February 1, 2011 | 1 comment

I was thinking through the Theory of Evolution recently and pondered how impossible it is to learn anything about our identity as a child of God through its conclusions.

According to my understanding of the theory, the universe began mega-eons ago with a Big Bang that spewed atoms and particles and such in all directions. Chaos reigned, but somehow order evolved and organized those atoms into larger items like planets. A planet earth appeared along the way, then water. Algae made a debut and eventually turned into creatures that could move up the bank of a pond and continue evolving into bigger animals, including apes, which then evolved into ape-human, then became more like humans than apes, and voila, us today—humans!

That’s nice.

But then I wondered, what will humans look like 1 million years from today? Are we the “algae” of tomorrow? I guess so…but I don’t feel like an algae! It gave me a perspective that left me hungering for more satisfying answers.

I find answers in Christian Science.

Christian Science explains that the ultimate reality of the universe lies in divine Mind. What the human mind calls material things, animals, etc., are but temporary beliefs, mortal finite views, of what ultimately exists in the divine Mind as idea.

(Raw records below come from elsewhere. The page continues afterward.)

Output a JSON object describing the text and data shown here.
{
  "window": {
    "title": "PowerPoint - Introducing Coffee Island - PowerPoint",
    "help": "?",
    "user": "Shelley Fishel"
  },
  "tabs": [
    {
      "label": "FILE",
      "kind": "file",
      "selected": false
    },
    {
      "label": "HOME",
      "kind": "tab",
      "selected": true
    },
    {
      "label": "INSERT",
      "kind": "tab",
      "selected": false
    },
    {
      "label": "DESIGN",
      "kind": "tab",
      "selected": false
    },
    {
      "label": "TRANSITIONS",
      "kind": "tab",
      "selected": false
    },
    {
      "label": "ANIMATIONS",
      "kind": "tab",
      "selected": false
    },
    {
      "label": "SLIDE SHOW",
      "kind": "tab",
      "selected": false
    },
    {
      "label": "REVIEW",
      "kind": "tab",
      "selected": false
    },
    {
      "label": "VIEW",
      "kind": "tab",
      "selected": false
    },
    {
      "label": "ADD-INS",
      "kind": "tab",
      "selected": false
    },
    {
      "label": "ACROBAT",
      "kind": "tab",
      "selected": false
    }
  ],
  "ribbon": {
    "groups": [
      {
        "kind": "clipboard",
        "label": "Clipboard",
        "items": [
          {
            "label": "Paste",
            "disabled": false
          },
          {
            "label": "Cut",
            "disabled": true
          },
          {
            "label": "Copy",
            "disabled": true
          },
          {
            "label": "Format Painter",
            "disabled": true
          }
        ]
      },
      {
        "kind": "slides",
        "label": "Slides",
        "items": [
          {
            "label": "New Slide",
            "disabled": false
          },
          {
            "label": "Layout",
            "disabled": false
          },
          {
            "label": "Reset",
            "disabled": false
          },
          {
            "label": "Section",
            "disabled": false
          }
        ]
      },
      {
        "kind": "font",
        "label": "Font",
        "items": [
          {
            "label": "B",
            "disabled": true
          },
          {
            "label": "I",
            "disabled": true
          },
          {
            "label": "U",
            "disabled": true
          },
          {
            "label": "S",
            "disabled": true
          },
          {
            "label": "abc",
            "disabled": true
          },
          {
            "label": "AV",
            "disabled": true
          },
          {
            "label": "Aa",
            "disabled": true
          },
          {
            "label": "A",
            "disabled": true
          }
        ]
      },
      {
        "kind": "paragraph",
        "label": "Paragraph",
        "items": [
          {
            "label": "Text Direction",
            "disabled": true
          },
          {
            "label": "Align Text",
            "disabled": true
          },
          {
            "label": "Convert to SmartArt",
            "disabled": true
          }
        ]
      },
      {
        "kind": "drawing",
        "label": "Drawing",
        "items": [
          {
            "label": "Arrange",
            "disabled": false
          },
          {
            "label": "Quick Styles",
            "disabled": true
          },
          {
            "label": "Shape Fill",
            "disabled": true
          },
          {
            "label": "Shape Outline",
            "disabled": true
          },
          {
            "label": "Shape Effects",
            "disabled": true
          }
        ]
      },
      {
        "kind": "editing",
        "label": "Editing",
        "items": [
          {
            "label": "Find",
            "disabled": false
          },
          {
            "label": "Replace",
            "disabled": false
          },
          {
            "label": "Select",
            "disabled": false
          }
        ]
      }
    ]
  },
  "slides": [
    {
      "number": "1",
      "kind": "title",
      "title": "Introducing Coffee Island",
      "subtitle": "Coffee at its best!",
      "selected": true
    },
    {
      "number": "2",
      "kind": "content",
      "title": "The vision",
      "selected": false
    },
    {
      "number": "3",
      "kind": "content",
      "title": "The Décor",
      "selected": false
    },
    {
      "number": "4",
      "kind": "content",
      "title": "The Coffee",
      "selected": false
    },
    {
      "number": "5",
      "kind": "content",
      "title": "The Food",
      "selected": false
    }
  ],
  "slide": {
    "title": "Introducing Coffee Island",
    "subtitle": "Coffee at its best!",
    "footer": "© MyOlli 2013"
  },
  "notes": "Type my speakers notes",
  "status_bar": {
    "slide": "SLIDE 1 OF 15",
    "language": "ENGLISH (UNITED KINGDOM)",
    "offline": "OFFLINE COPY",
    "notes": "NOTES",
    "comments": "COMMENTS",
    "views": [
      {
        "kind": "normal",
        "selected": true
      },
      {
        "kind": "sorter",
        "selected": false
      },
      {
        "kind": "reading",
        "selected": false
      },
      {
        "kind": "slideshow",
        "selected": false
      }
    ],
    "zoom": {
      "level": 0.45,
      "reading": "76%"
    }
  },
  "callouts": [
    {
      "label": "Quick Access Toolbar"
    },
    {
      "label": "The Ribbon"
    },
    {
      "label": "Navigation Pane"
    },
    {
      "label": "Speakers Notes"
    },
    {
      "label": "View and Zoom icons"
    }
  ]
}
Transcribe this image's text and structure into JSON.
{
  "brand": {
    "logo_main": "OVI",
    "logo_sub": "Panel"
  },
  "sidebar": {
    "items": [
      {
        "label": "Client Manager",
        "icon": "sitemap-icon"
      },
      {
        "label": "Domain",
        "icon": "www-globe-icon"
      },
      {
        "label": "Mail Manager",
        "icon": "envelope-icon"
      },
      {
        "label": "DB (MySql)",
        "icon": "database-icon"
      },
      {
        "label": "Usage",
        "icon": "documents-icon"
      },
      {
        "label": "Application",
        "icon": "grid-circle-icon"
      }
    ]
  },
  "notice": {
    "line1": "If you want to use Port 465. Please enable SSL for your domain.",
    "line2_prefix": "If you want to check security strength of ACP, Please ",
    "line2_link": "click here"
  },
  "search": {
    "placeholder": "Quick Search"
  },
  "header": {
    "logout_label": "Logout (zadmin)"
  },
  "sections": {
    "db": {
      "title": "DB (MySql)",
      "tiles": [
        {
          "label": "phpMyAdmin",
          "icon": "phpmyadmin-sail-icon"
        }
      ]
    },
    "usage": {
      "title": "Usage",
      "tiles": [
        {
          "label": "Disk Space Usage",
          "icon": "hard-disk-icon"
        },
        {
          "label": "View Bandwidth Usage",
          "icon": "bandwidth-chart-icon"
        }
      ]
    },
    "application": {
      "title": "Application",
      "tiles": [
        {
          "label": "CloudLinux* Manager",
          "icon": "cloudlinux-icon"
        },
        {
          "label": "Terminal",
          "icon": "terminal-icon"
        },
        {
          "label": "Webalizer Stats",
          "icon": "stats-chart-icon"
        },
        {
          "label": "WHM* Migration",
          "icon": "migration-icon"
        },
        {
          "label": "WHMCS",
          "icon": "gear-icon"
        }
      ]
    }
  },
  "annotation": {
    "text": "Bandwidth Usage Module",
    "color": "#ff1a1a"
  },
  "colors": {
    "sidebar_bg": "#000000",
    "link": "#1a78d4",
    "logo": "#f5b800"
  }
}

To understand the substance of a thing, you have to think beyond the material to the spiritual, to the idea in divine Mind. So to understand man, studying algae to apes to humans may be of interest to physical scientists, but it doesn’t reveal the true nature of man as God’s idea, as divine image. To learn the truth about our identity and origin, thought must go much deeper than the study of atom-evolution. It must go into divine Mind. That’s where we came from and take up eternal residence…and it’s worth a deeper study.

Evolution describes the gradations of human belief, but it does not acknowledge the method of divine Mind, nor see that material methods are impossible in divine Science and that all Science is of God, not of man.” Mary Baker Eddy

1 thought on “Theory of Evolution”

  1. Can’t understand the interest in evolution. What does one get out of it? If you have a headache, a difficult task to achieve, a family problem, you name it, how does the theory of evolution help you out with those things?

    Must be that determination to hold Spirit in the grasp of matter, interest in evolution. Every time I reread S&H I am more and more impressed by it’s clarity – and hence purposefulness – of thought.